L’eau du robinet distribuée par la Société nationale d’exploitation et de distribution des eaux (SONEDE) est potable et conforme aux normes sanitaires en vigueur, a assuré lundi l’Instance nationale de la sécurité sanitaire des produits alimentaires (INSSPA). Cette confirmation intervient au lendemain des assurances données par la SONEDE sur la qualité de l’eau distribuée à travers le pays. L’Instance indique que les analyses officielles réalisées jusqu’à présent confirment la conformité sanitaire et microbiologique des échantillons contrôlés.
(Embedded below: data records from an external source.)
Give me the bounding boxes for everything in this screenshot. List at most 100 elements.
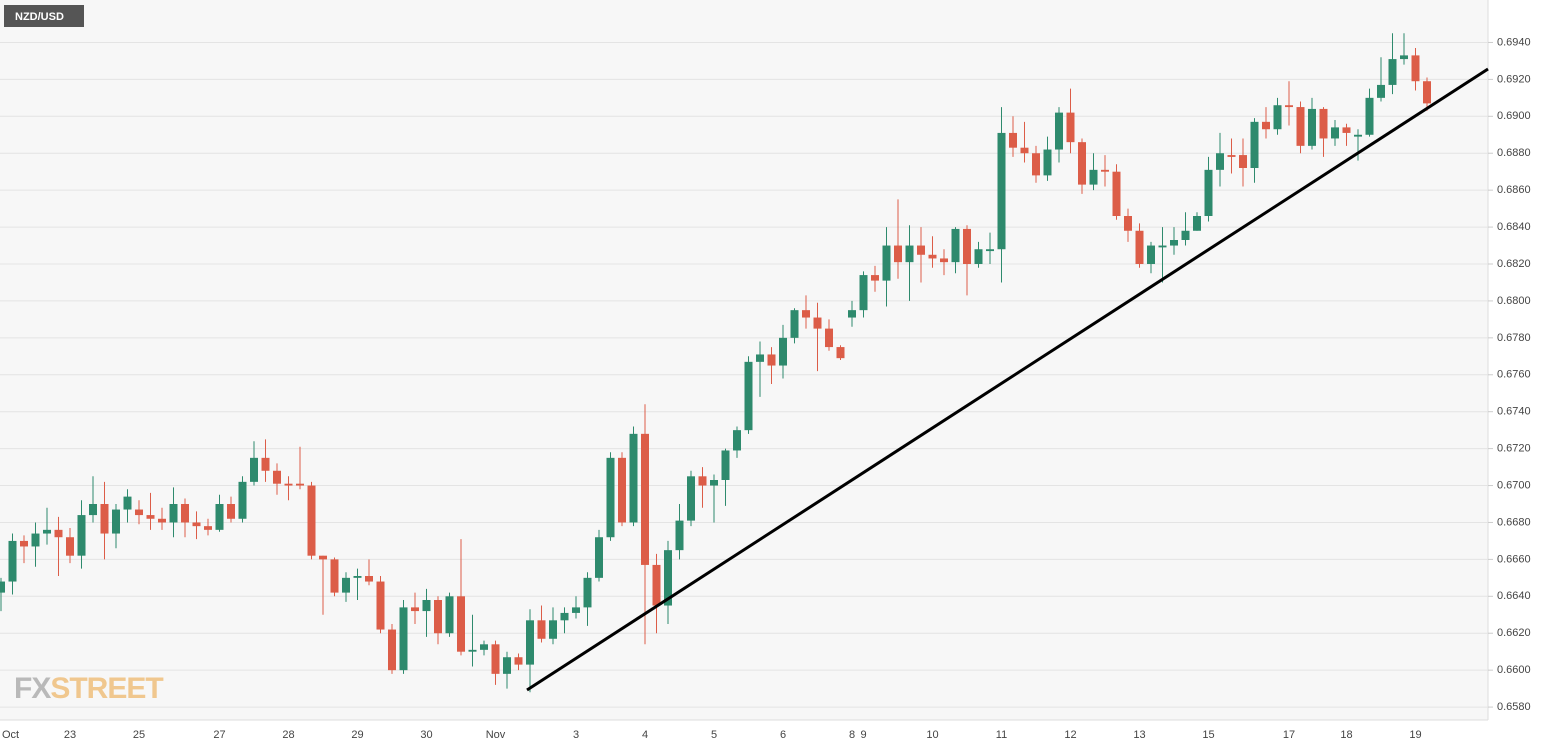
- candle-body: [1377, 84, 1385, 98]
- candle-body: [1158, 245, 1167, 248]
- candle-body: [89, 504, 97, 516]
- candle-body: [480, 644, 488, 650]
- candle-body: [1308, 108, 1316, 146]
- y-tick-label: 0.6680: [1497, 516, 1531, 528]
- candle-body: [802, 310, 810, 318]
- candle-body: [491, 644, 500, 674]
- candle-body: [652, 564, 661, 606]
- candle-body: [790, 310, 799, 338]
- candle-body: [1250, 121, 1259, 168]
- x-tick-label: 17: [1283, 729, 1295, 741]
- y-tick-label: 0.6820: [1497, 258, 1531, 270]
- candle-body: [1135, 230, 1144, 264]
- candle-body: [1388, 59, 1397, 85]
- x-tick-label: 29: [351, 729, 363, 741]
- x-tick-label: 28: [282, 729, 294, 741]
- candle-body: [641, 433, 649, 565]
- candle-body: [43, 529, 51, 534]
- candle-body: [1273, 105, 1282, 130]
- candle-body: [825, 328, 833, 348]
- candle-body: [629, 433, 638, 523]
- candle-body: [940, 258, 948, 263]
- candle-body: [238, 481, 247, 519]
- candle-body: [457, 596, 465, 652]
- y-tick-label: 0.6640: [1497, 590, 1531, 602]
- y-tick-label: 0.6700: [1497, 479, 1531, 491]
- grid: [0, 41, 1488, 708]
- candle-body: [296, 483, 304, 486]
- candle-body: [1365, 97, 1374, 135]
- candle-body: [1032, 153, 1040, 176]
- candle-body: [894, 245, 902, 263]
- candle-body: [227, 504, 235, 519]
- candle-body: [974, 249, 983, 264]
- y-tick-label: 0.6600: [1497, 664, 1531, 676]
- x-tick-label: 27: [213, 729, 225, 741]
- x-tick-label: 30: [420, 729, 432, 741]
- y-tick-label: 0.6760: [1497, 369, 1531, 381]
- candle-body: [836, 347, 845, 359]
- x-tick-label: Nov: [486, 729, 506, 741]
- candle-body: [307, 485, 316, 556]
- candle-body: [422, 600, 431, 612]
- candle-body: [721, 450, 730, 480]
- y-tick-label: 0.6740: [1497, 406, 1531, 418]
- y-tick-label: 0.6840: [1497, 221, 1531, 233]
- candle-body: [1319, 108, 1328, 139]
- candle-body: [445, 596, 454, 634]
- candle-body: [1112, 171, 1121, 216]
- candle-body: [537, 620, 546, 639]
- plot-area: [0, 0, 1488, 720]
- candle-body: [871, 275, 879, 281]
- candle-body: [411, 607, 419, 612]
- candle-body: [54, 529, 63, 538]
- candle-body: [1227, 155, 1236, 157]
- candle-body: [1193, 216, 1201, 231]
- candle-body: [997, 132, 1006, 250]
- candle-body: [1101, 169, 1109, 172]
- candle-body: [261, 457, 270, 471]
- candle-body: [112, 509, 120, 534]
- candle-body: [1262, 121, 1270, 130]
- candle-body: [1411, 55, 1420, 82]
- y-tick-label: 0.6880: [1497, 147, 1531, 159]
- y-tick-label: 0.6920: [1497, 73, 1531, 85]
- x-tick-label: 19: [1409, 729, 1421, 741]
- y-tick-label: 0.6620: [1497, 627, 1531, 639]
- x-tick-label: 15: [1202, 729, 1214, 741]
- candle-body: [733, 430, 741, 451]
- candle-body: [514, 657, 523, 665]
- candle-body: [1043, 149, 1052, 176]
- x-tick-label: 9: [860, 729, 866, 741]
- x-tick-label: 3: [573, 729, 579, 741]
- candle-body: [1066, 112, 1075, 143]
- candle-body: [606, 457, 615, 538]
- x-tick-label: 13: [1133, 729, 1145, 741]
- y-tick-label: 0.6800: [1497, 295, 1531, 307]
- candle-body: [1181, 230, 1190, 240]
- candle-body: [1055, 112, 1063, 150]
- x-tick-label: 23: [64, 729, 76, 741]
- candle-body: [1423, 81, 1431, 104]
- candle-body: [1009, 132, 1017, 148]
- candle-body: [20, 540, 28, 547]
- candle-body: [1342, 127, 1351, 133]
- candle-body: [526, 620, 534, 665]
- candle-body: [434, 600, 442, 634]
- x-tick-label: Oct: [2, 729, 19, 741]
- candle-body: [215, 504, 224, 530]
- y-tick-label: 0.6940: [1497, 36, 1531, 48]
- candle-body: [917, 245, 925, 255]
- candle-body: [192, 522, 201, 527]
- candle-body: [468, 649, 477, 652]
- candle-body: [1216, 153, 1224, 170]
- candle-body: [158, 518, 166, 523]
- x-tick-label: 10: [926, 729, 938, 741]
- candle-body: [595, 537, 603, 578]
- candle-body: [342, 577, 350, 593]
- candle-body: [1331, 127, 1339, 139]
- y-tick-label: 0.6860: [1497, 184, 1531, 196]
- x-tick-label: 18: [1340, 729, 1352, 741]
- candle-body: [273, 470, 281, 484]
Une nouvelle confirmation sur la qualité de l’eau

Dans un communiqué, l’INSSPA affirme assurer régulièrement le contrôle de l’eau potable distribuée par le réseau public.

Ces contrôles reposent notamment sur des prélèvements d’échantillons soumis à des analyses microbiologiques et physico-chimiques, ainsi que sur la mesure du taux de chlore résiduel afin de vérifier l’efficacité des opérations de désinfection.

Selon l’Instance, les résultats des analyses officielles effectuées jusqu’à présent ont confirmé la conformité des échantillons aux normes sanitaires en vigueur, leur innocuité sur le plan microbiologique et leur potabilité.

L’INSSPA, une confirmation distincte de celle de la SONEDE

Cette prise de position constitue une confirmation institutionnelle supplémentaire après les déclarations récentes de la SONEDE.

La société avait assuré que l’eau distribuée dans les différentes régions du pays faisait l’objet d’un contrôle continu et était conforme aux normes nationales et internationales. Elle avait notamment indiqué que plus de 58.000 échantillons avaient été analysés en 2025.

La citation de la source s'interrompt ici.